Suppose a group $G$ acts faithfully on a set of five elements, inducing two orbits of size $3$ and $2$ respectively. What group may $G$ be?
There is clearly a homomorphism $G \mapsto S_3$ and another $G \mapsto S_2$.
$|G|$ cannot be greater than $|S_2 \times S_3| = 12$, the total number of simultaneous permutations, or its action would not be faithful.
It seems to me that $D_3=S_3$, $C_6$, and $S_3 \times C_2$ are possibilities. Is this list correct and exhaustive, and how do I prove it?
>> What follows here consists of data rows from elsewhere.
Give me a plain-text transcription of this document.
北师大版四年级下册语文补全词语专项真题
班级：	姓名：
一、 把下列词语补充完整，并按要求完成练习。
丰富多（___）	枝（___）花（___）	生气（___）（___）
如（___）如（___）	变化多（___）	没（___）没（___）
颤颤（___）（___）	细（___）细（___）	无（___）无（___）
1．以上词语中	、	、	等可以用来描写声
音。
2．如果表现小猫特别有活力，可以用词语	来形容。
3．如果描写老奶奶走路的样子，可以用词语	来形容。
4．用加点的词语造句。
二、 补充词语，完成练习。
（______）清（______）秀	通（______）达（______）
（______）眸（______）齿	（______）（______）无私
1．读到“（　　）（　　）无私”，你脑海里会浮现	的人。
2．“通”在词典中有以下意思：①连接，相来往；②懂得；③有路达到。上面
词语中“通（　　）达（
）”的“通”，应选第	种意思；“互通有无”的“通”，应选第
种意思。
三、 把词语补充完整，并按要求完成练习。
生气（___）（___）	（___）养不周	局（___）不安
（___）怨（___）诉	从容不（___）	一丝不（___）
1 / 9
$G$ is a subgroup of $S_3 \times S_2$ since $G$ acts faithfully and permutes the orbits
Due to the counting formula, the order of the orbits divide the order of the group: $|G|$ is divisible by both $3$ and $2$, so it is a multiple of $6$.
So far, $G$ could only be $D_3$, $C_6$ or $S_3 \times S_2$. We have yet to show each of these is possible:
$G = D_3$ is possible since it is the group of symmetries of a triangular bipyramid, whose $5$ vertices satisfy the hypotheses.
$G = C_6$ with generator $x$ satisfies the hypotheses for $G$ if $x$ induces any nontrivial permutation on both sets.
$G = S_3 \times S_2$ satisfies the hypotheses with its elements $(\sigma,\tau)$ applying $\sigma$ to the three element orbit and $\tau$ to the two element orbit.
Therefore, $D_3$, $C_6$, and $S_3 \times S_2$ are all possibilities.